Casey, 68, received a B.S. degree in chemistry at St. Louis University in 1963 and a Ph.D. in organic chemistry at Massachusetts Institute of Technology in 1967. The following year, he joined the faculty at UW Madison, where he is now the Homer B. Adkins Emeritus Professor of Chemistry.

He is a member of the American Academy of Arts & Sciences and the National Academy of Sciences and served as chair of NAS’s chemistry section. Among other national roles, Casey was cochair of the National Research Council’s Chemical Sciences Roundtable and is currently chair of the chemistry section of the American Association for the Advancement of Science. He also serves on the board of the nonprofit Council for Chemical Research.
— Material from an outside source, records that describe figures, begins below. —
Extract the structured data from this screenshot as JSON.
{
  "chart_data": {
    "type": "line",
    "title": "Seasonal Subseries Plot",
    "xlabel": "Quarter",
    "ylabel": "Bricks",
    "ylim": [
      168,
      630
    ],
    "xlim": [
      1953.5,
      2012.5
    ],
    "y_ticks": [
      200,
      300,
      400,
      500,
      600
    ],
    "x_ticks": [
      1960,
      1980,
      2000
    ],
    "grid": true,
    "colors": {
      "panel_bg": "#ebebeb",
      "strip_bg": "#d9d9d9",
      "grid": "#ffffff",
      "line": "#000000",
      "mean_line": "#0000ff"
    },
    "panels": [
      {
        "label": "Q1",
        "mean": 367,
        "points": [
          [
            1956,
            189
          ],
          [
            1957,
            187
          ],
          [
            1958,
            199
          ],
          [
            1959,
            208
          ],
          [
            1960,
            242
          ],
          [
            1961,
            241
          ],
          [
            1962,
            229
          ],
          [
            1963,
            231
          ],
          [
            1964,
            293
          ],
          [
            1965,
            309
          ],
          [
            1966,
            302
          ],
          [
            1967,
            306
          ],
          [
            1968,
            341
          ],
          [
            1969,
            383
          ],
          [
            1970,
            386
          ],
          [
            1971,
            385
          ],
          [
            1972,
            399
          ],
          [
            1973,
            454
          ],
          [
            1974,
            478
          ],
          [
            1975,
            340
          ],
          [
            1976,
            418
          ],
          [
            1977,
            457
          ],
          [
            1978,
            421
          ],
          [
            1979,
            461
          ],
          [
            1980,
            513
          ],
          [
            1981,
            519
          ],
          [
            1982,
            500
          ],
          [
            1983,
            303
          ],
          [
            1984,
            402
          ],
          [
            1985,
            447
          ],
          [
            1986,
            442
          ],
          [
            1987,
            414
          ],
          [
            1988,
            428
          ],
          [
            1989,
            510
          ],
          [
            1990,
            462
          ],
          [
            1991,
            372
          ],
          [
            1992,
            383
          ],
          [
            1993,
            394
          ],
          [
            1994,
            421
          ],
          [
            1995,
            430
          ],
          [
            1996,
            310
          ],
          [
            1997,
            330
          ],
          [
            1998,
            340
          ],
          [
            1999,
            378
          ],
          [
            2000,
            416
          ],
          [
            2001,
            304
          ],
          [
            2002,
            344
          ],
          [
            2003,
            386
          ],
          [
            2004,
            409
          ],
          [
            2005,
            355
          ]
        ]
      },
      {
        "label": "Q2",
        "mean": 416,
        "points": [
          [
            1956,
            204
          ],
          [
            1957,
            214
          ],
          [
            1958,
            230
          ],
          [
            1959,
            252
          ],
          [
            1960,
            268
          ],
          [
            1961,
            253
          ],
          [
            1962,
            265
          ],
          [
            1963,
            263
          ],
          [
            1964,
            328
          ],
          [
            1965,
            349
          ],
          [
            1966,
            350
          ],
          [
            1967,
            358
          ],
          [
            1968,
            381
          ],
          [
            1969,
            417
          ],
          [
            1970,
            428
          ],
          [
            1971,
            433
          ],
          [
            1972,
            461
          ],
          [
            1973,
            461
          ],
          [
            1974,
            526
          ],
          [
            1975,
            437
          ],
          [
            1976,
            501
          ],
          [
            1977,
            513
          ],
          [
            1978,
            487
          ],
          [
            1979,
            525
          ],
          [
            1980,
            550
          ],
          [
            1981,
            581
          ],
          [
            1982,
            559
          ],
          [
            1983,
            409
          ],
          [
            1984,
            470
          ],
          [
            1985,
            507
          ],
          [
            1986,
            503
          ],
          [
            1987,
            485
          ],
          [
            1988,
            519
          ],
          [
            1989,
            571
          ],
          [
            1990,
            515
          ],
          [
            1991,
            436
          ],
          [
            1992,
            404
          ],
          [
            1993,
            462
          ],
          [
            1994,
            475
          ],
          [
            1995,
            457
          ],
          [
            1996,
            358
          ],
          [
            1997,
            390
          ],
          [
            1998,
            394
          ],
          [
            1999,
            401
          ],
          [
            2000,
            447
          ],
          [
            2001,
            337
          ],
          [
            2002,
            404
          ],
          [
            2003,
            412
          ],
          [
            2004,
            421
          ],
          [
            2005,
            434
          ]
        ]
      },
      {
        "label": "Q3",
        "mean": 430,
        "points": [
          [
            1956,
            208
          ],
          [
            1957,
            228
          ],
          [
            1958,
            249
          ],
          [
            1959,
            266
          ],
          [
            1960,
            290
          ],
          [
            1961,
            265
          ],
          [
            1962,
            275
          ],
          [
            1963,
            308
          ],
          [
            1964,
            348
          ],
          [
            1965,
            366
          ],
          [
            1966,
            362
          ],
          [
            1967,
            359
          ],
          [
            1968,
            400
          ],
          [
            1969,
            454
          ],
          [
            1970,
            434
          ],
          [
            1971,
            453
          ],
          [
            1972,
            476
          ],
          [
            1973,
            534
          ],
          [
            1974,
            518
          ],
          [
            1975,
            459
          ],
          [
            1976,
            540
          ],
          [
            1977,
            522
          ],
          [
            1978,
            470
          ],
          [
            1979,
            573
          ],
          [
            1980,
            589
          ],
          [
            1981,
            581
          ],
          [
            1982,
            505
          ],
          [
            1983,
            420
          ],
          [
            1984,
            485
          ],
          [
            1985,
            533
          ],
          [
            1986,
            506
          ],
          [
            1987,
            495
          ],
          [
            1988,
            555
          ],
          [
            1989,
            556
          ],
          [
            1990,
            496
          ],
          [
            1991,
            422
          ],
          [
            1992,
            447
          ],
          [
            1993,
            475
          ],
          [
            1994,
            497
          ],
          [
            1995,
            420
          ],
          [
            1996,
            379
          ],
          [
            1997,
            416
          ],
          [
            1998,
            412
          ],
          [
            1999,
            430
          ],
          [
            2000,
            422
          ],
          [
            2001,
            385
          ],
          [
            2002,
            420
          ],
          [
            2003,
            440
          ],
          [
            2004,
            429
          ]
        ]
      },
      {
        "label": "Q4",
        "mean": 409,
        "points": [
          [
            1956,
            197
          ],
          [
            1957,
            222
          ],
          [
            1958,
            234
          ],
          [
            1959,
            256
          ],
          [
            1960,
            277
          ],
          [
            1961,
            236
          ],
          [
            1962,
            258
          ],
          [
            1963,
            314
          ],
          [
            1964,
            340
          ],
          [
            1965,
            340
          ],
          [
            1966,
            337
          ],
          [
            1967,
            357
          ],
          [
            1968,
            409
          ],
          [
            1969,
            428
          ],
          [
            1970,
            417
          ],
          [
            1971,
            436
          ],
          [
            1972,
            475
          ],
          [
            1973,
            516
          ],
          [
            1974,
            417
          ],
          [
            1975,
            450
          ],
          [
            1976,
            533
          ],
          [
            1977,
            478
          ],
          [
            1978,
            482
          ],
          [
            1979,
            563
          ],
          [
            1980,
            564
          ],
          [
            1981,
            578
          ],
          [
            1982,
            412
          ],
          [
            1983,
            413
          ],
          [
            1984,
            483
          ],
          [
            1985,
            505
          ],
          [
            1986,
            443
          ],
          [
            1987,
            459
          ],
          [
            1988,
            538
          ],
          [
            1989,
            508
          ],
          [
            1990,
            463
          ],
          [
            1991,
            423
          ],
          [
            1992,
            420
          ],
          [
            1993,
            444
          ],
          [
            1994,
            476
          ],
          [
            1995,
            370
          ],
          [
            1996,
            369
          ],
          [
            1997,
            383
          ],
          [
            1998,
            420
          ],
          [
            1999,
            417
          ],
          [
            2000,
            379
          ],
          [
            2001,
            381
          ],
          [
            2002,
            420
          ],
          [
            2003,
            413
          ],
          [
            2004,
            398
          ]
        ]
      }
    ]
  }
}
Casey has been a member of the editorial board of several ACS journals, including the Journal of the American Chemical Society, Organometallics, and Organic Letters. His awards include the ACS Award in Organometallic Chemistry, the Arthur C. Cope Scholar Award, and the Alexander von Humboldt Senior Award.

Scientists of the quality of Casey “set the standards not just for their students and their competitors in research, but for all the areas in which they offer their services,” says Daryle H. Busch, a past-president of ACS and a chemistry professor at the University of Kansas. “Casey deserves recognition for raising the standards in organometallic chemistry research, in the education of graduate students in organometallic chemistry, in the service of the many organizations that serve inorganic and especially organometallic chemistry, and in the conduct of the leadership of the American Chemical Society itself.”

Casey will deliver the award address before the Division of Inorganic Chemistry.